As I sat on the train in dawned on me that I booked no hotel, I did not get a visa, nor have I ever left the UK before. Suddenly I was panicking. Then I felt guilty, I knew no one in Syria, I had no Mahrum, was it safe, was it wise, this is crazy I thought. Before long I was getting off the train and following the signs to the airport, I got a bit lost, finally I checked in.

Syrian airline is the ride of suicide, looking out of the window, I could see scratches and dents on the plane. This is a bad idea I though… a really bad idea, what if I die in this state, I will go to hell..?. Then I heard the kids, and families chatting away, strangely it had a claming effect on me. I text an old friend who lived in Jordan and said I’m heading to Syria, if your around I’ll dropping by to see you, my friend was more than happy.

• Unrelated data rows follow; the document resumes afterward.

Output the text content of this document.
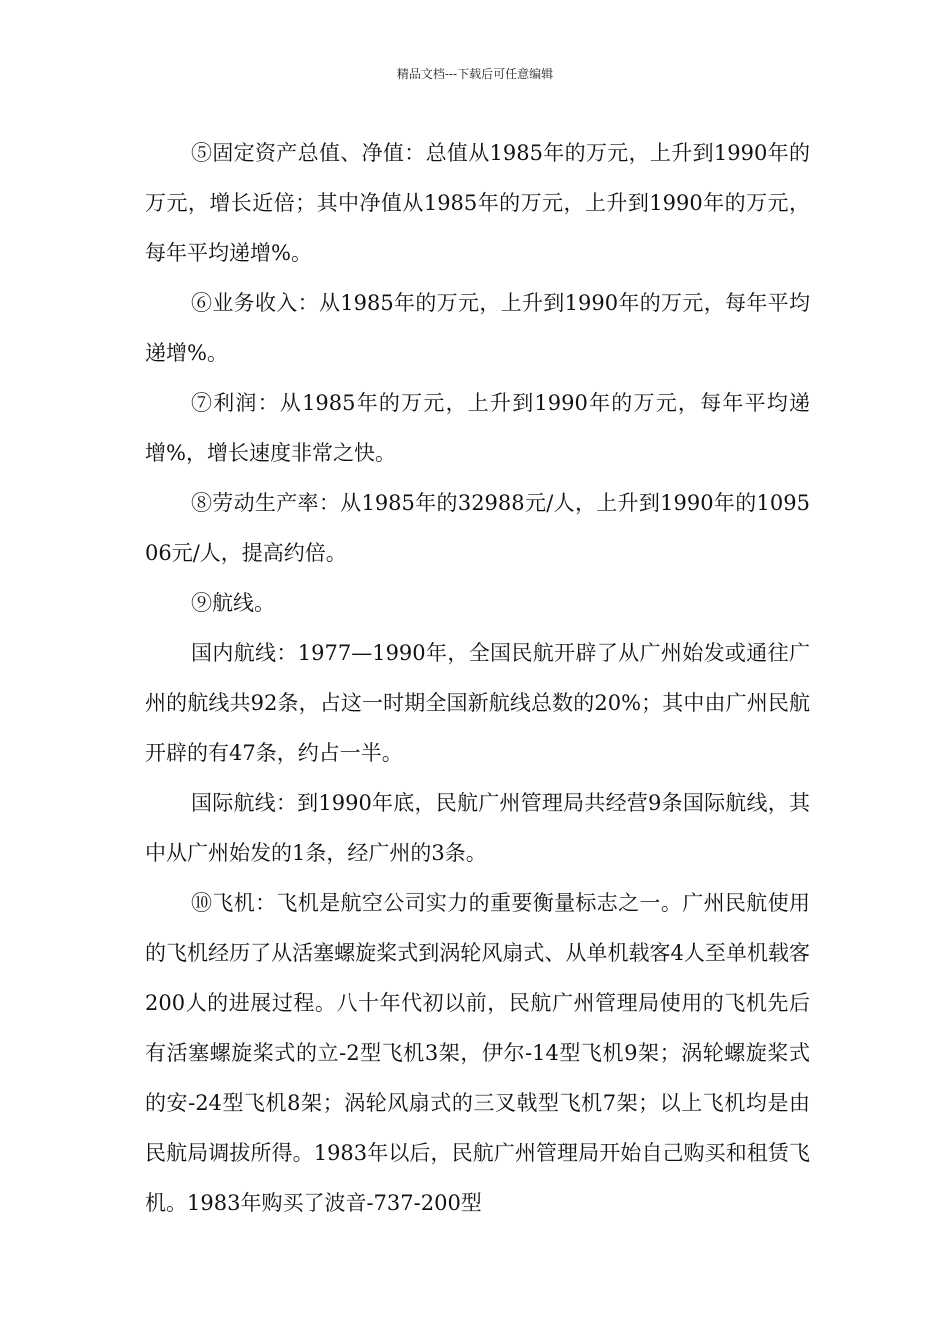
精品文档---下载后可任意编辑

⑤固定资产总值、净值：总值从1985年的万元，上升到1990年的万元，增长近倍；其中净值从1985年的万元，上升到1990年的万元，每年平均递增%。

⑥业务收入：从1985年的万元，上升到1990年的万元，每年平均递增%。

⑦利润：从1985年的万元，上升到1990年的万元，每年平均递增%，增长速度非常之快。

⑧劳动生产率：从1985年的32988元/人，上升到1990年的109506元/人，提高约倍。

⑨航线。

国内航线：1977—1990年，全国民航开辟了从广州始发或通往广州的航线共92条，占这一时期全国新航线总数的20%；其中由广州民航开辟的有47条，约占一半。

国际航线：到1990年底，民航广州管理局共经营9条国际航线，其中从广州始发的1条，经广州的3条。

⑩飞机：飞机是航空公司实力的重要衡量标志之一。广州民航使用的飞机经历了从活塞螺旋桨式到涡轮风扇式、从单机载客4人至单机载客200人的进展过程。八十年代初以前，民航广州管理局使用的飞机先后有活塞螺旋桨式的立-2型飞机3架，伊尔-14型飞机9架；涡轮螺旋桨式的安-24型飞机8架；涡轮风扇式的三叉戟型飞机7架；以上飞机均是由民航局调拔所得。1983年以后，民航广州管理局开始自己购买和租赁飞机。1983年购买了波音-737-200型
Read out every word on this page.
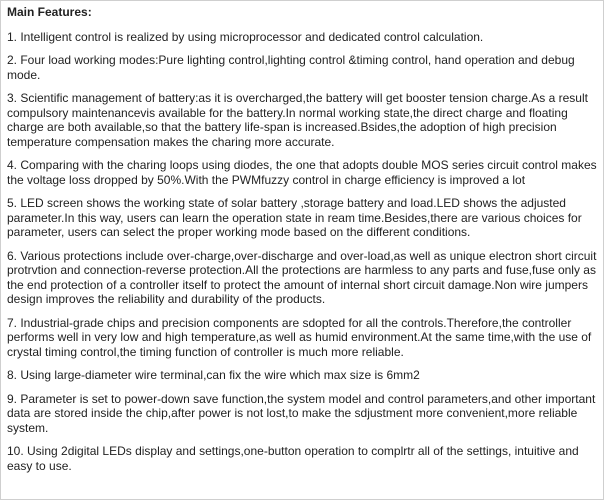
Main Features:

1. Intelligent control is realized by using microprocessor and dedicated control calculation.

2. Four load working modes:Pure lighting control,lighting control &timing control, hand operation and debug mode.

3. Scientific management of battery:as it is overcharged,the battery will get booster tension charge.As a result compulsory maintenancevis available for the battery.In normal working state,the direct charge and floating charge are both available,so that the battery life-span is increased.Bsides,the adoption of high precision temperature compensation makes the charing more accurate.

4. Comparing with the charing loops using diodes, the one that adopts double MOS series circuit control makes the voltage loss dropped by 50%.With the PWMfuzzy control in charge efficiency is improved a lot

5. LED screen shows the working state of solar battery ,storage battery and load.LED shows the adjusted parameter.In this way, users can learn the operation state in ream time.Besides,there are various choices for parameter, users can select the proper working mode based on the different conditions.

6. Various protections include over-charge,over-discharge and over-load,as well as unique electron short circuit protrvtion and connection-reverse protection.All the protections are harmless to any parts and fuse,fuse only as the end protection of a controller itself to protect the amount of internal short circuit damage.Non wire jumpers design improves the reliability and durability of the products.

7. Industrial-grade chips and precision components are sdopted for all the controls.Therefore,the controller performs well in very low and high temperature,as well as humid environment.At the same time,with the use of crystal timing control,the timing function of controller is much more reliable.

8. Using large-diameter wire terminal,can fix the wire which max size is 6mm2

9. Parameter is set to power-down save function,the system model and control parameters,and other important data are stored inside the chip,after power is not lost,to make the sdjustment more convenient,more reliable system.

10. Using 2digital LEDs display and settings,one-button operation to complrtr all of the settings, intuitive and easy to use.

The rest of the people on the flight were Arab, I saw a blond guy sitting alone looking confused (everyone was chatting in Arabic) and slightly uncomfortable. I went and sat next to him and started to chat to him. He was an America overseas student, heading to Syria to study Arabic. As we chatted I felt life creeping back into me… I felt anticipation, I was starting to feel excited for the first time, and I smiled at him. This is going to be okay I thought, just before the plane started to take off, and my heart and stomach dropped to my feet while it took off. I felt sick for few seconds.

 ……..It took me almost six months to find my way home for good, back to London, only to find it that I no longer thought of it as home. I found so many homes, I will tell you another day, how and where I spent that time. When I came back…that is also a different story for a different night.